There are more than 20 government and support agencies providing assistance to the response, Black said, and each is “100 percent committed to the recovery and return of the bodies of those still on the island.”
The death toll has risen to eight after two U.S.-born brothers died from injuries sustained during the Monday eruption.
Matthew, 13, and Ben, 16, Hollander died in hospital. Their parents, Martin and Barbara, are missing, according to the boys’ Knox Grammar School in Australia where they moved to six years ago from Chicago.
Meanwhile, nearly two dozen people remain in the hospital. Forty-seven tourists, including nine Americans, were on the island Monday when it erupted.

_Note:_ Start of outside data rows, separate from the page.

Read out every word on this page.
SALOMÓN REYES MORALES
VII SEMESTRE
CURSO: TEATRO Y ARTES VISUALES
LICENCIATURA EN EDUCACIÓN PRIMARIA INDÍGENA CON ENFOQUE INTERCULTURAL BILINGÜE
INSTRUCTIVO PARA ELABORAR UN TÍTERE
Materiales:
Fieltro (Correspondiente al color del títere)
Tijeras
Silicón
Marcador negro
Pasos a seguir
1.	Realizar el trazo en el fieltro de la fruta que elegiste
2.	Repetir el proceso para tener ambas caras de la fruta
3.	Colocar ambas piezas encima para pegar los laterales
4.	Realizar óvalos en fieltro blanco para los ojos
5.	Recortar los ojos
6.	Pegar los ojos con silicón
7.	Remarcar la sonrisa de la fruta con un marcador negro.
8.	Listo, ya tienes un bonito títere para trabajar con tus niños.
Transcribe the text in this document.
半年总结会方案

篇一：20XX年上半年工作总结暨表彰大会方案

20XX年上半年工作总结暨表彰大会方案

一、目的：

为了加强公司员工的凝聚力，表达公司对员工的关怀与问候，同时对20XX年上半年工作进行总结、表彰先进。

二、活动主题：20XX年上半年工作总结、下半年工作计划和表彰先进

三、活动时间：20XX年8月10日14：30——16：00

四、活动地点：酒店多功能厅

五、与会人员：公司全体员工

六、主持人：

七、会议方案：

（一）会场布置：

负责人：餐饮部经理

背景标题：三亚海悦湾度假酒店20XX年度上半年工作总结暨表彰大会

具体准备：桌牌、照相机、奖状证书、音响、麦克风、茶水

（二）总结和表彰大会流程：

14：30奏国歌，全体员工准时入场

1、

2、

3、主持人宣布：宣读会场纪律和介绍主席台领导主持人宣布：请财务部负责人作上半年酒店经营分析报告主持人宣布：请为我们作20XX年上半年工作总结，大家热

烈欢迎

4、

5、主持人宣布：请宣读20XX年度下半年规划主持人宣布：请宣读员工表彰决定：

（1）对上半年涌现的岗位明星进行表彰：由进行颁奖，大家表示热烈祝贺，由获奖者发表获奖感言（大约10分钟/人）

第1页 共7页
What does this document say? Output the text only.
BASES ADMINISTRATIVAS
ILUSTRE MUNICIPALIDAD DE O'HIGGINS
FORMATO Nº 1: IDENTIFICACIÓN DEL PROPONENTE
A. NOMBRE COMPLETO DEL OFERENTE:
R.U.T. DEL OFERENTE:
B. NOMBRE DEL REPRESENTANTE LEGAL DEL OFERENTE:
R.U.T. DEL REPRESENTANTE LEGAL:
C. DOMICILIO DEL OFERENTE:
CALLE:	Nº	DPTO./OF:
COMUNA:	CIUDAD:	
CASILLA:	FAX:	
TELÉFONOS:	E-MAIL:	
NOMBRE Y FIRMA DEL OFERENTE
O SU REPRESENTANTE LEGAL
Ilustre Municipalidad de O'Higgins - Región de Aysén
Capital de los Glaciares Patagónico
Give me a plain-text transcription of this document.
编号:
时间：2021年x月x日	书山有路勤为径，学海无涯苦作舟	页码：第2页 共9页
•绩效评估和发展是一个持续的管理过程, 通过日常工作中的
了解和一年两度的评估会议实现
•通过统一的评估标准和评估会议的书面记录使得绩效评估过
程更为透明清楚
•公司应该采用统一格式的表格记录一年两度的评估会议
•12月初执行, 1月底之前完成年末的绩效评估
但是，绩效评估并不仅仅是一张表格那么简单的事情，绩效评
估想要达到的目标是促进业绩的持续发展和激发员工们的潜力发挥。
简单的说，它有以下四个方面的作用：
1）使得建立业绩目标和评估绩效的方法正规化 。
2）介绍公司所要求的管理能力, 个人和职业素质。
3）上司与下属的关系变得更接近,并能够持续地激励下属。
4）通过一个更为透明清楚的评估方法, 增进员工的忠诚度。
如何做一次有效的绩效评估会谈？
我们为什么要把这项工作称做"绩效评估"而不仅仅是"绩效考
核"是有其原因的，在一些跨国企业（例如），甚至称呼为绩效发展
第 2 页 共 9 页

Dr. Ashley Bloomfield, New Zealand’s director-general of health, said 21 patients remain in burn wards throughout the country.
“They continue to require the highest level of care and a small number are very unwell,” he said.
Seven Australian patients have been repatriated to their home country where they continued to receive medical attention and another six will be returned by medically equipped aircraft within the next 24 hours, significantly reducing the pressure on New Zealand’s taxed burn wards, he said.
Deputy police commissioner Mike Clement said earlier Thursday that a group of scientists and emergency personnel were hashing out a plan to recover the eight bodies still on the island.
“We are all equally committed to finding a solution that safely gets us on to the island so we can recover the people we believed to be deceased on that island and return those people after the identification process to the families,” he said. “That is the highest priority for us.”